Temelin-Betreiber wollen mehr Brennstäbe beim AKW lagern

Verdoppelung der Lagerkapazität für Brennstäbe, längere Nutzung, mehr Verstrahlung: Das sind die heißesten von 78 Themen, die am Dienstag in einer Anhörung in Tyn behandelt werden.

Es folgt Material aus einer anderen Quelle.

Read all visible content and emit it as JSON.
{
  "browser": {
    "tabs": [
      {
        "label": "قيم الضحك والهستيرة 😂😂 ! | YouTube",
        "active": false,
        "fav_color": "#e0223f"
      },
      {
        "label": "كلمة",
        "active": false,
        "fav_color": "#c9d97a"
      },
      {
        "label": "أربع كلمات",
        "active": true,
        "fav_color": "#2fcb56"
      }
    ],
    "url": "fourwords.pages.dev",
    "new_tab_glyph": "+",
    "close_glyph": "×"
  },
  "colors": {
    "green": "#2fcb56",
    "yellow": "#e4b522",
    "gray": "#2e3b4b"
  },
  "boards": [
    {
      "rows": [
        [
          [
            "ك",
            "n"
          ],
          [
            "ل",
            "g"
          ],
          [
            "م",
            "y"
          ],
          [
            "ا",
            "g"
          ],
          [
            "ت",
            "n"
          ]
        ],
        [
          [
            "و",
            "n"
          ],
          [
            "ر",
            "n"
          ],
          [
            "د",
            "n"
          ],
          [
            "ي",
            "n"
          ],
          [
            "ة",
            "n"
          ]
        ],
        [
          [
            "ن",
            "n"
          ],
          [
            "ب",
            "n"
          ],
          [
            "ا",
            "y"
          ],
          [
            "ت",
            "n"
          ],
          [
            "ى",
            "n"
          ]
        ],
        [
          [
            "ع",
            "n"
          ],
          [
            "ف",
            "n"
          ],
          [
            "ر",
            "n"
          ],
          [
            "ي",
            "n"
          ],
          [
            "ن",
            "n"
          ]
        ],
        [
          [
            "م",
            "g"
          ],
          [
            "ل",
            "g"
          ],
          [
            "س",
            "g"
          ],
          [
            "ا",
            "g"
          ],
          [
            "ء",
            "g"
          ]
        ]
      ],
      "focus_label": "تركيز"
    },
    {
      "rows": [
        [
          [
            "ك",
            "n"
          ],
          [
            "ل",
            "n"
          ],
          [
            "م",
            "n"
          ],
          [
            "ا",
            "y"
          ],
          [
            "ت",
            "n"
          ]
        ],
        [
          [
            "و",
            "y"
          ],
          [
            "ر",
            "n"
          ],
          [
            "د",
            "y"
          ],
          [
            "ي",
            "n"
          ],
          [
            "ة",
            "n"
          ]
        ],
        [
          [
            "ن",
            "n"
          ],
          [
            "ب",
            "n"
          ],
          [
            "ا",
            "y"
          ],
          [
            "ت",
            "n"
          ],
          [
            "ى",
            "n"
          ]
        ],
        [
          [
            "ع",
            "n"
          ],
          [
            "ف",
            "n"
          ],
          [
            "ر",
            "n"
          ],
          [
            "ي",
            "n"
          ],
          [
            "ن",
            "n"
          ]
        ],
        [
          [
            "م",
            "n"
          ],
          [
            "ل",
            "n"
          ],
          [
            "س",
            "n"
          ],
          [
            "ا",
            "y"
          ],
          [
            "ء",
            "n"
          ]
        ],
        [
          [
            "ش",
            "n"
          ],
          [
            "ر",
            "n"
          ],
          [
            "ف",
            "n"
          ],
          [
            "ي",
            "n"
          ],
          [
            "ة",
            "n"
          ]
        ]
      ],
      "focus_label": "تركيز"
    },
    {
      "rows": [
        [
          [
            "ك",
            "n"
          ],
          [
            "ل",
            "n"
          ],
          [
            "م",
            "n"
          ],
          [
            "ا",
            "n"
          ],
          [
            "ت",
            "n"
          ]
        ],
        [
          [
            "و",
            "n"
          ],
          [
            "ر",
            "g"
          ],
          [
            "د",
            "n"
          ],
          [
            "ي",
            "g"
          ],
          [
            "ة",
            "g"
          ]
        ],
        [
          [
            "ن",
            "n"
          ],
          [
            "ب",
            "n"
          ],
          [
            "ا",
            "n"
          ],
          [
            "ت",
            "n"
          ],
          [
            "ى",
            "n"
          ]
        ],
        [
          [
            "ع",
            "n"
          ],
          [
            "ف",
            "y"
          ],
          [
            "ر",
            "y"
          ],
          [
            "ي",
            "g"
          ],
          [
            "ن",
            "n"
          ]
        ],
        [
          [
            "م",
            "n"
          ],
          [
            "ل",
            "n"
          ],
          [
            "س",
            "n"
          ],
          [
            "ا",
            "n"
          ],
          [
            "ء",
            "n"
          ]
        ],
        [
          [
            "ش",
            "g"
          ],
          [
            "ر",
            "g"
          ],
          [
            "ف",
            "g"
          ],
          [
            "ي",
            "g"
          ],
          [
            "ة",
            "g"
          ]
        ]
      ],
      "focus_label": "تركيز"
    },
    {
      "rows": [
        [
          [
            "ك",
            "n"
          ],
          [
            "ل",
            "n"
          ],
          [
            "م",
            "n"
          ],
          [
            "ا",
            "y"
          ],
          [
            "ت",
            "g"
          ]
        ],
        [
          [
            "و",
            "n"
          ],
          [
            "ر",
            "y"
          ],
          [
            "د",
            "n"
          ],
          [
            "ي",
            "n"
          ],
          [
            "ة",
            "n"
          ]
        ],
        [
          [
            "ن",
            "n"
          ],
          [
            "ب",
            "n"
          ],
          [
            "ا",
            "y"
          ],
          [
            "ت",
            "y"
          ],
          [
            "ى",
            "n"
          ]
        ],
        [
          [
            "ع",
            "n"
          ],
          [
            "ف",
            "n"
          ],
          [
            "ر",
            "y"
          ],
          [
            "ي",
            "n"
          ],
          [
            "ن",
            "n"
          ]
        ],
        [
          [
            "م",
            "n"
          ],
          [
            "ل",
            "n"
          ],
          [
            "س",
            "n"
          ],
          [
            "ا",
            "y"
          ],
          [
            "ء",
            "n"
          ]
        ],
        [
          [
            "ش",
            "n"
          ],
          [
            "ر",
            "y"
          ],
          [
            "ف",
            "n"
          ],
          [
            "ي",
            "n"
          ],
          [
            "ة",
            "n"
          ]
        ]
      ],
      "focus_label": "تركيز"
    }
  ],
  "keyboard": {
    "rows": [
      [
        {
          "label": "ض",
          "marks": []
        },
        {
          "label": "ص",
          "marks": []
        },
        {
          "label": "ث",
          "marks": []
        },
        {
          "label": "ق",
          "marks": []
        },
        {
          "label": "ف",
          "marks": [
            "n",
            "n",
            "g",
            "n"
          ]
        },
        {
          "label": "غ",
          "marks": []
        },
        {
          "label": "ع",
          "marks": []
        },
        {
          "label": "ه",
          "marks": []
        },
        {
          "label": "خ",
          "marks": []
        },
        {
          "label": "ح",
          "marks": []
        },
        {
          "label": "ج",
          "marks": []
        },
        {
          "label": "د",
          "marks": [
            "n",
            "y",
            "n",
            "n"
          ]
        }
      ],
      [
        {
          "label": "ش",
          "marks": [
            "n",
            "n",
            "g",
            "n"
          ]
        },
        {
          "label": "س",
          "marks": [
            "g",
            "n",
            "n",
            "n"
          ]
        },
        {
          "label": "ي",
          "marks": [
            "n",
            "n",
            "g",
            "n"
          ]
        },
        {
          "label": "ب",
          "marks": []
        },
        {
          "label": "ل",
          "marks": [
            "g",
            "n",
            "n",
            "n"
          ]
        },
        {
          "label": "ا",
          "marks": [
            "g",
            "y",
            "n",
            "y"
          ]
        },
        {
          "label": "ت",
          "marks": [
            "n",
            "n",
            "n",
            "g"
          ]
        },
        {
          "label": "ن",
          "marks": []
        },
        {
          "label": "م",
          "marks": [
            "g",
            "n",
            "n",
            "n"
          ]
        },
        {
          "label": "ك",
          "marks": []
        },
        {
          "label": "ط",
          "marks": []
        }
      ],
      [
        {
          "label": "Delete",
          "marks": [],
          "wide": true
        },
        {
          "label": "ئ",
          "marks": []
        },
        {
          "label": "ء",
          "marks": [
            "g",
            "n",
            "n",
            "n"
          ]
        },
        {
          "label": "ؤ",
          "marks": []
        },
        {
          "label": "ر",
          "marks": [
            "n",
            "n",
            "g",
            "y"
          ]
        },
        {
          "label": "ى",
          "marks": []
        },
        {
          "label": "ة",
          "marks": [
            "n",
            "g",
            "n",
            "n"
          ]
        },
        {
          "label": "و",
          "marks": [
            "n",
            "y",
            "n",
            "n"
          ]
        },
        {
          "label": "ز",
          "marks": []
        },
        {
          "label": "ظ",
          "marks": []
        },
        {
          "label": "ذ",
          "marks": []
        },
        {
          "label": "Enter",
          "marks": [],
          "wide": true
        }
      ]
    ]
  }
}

WIEN/PRAG. Die öffentliche Anhörung, die am Dienstag nachmittag in Tyn nad Vlatovou über die Bühne
geht, ist erst der Auftakt für ein neues Kapitel in der Debatte um das umstrittene Atomkraftwerk Temelin.
Das Hearing behandelt 78 Änderungen an den ursprünglichen Kraftwerksplänen, die nach Inkrafttreten des
tschechischen Gesetzes zur Prüfung der Umweltverträglichkeit (UVP) 1992 vorgenommen worden sind.

Manche der Punkte, die unter diese Regelung fallen, haben marginale Sicherheitsbedeutung - etwa die
Verlängerung der Kantine um drei Meter. Allerdings befinden sich auch, wie Experten dies gänzlich unakademisch
ausdrücken, "echte Hämmer" unter den 78 Punkten.

Wasser erhitzt sich rascher

So werden die Uran-Brennstäbe nicht drei, sondern vier Jahre im Reaktor bleiben. Das bedeutet Kostenersparnis
- und bedingt, daß mehr Spaltprodukte - radioaktiv belastetes Material - anfällt. "Kein Problem", heißt
es dazu in der Umweltverträglichkeitserklärung (UVE) der Anlagenbetreiber, der CEZ.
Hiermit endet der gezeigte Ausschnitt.